2.6.24

A Gaffe a sorrir


Às vezes um sorriso é um terminal de frases que não se dizem porque começam e acabam dentro dele.

A minha irmã sorri, dissolvendo o incómodo de não se ouvir um som no cumprimento. Depois tudo se torna mais fácil. Como parece atenta, ninguém consegue perceber de imediato que ela não está a ouvir. Confunde-se então mudez com silenciosa disponibilidade, com compreensiva cumplicidade, com atenção fraterna, e desdobram-se mapas de conversas, extensas pradarias de palavras, desérticas confidências e chuvosas lamúrias, até que o sorriso se torne suspeito ou até que o enfado chegue num sussurro e a minha irmã desvende o segredo de tamanha atenção. A indiferença.
A surpresa é evidente e tem a função de a libertar no momento certo dos que a incomodam. Diverte-a este jogo.
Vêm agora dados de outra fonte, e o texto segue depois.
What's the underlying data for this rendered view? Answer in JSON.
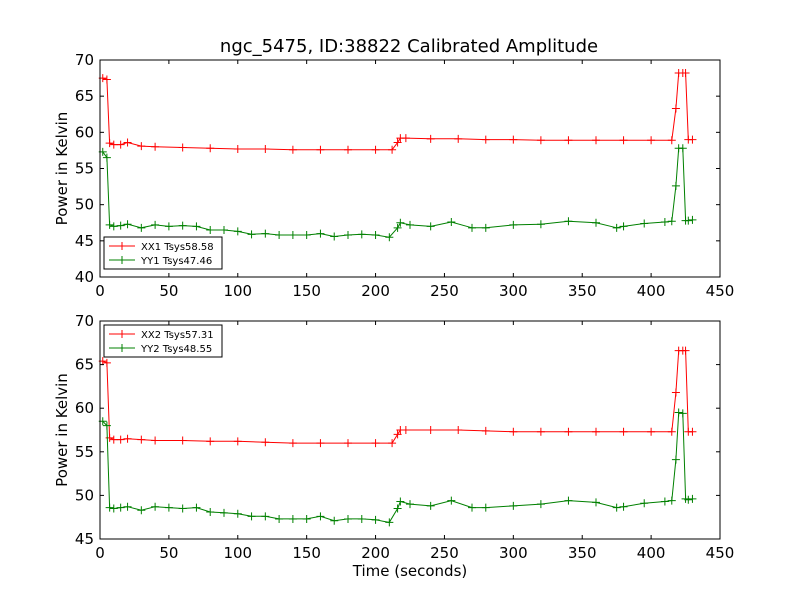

O meu modo de sorrir é diferente. Alastra pela casa fora até tocar o espaço das suspensas beladonas encerradas que continuam a verter o aroma sobre mim. Nada é tão frágil, tão mortal. O desaparecer do meu sorrir, a sua morte, é para os outros um leve pousar de névoa, um ténue entardecer de tule, como se o retirassem em braços, ou em penas, de dentro de casa e o levassem para longe dos jardins suspensos. Volta para olhar para as beladonas.

No intervalo de tempo sem sorrisos nunca há um texto.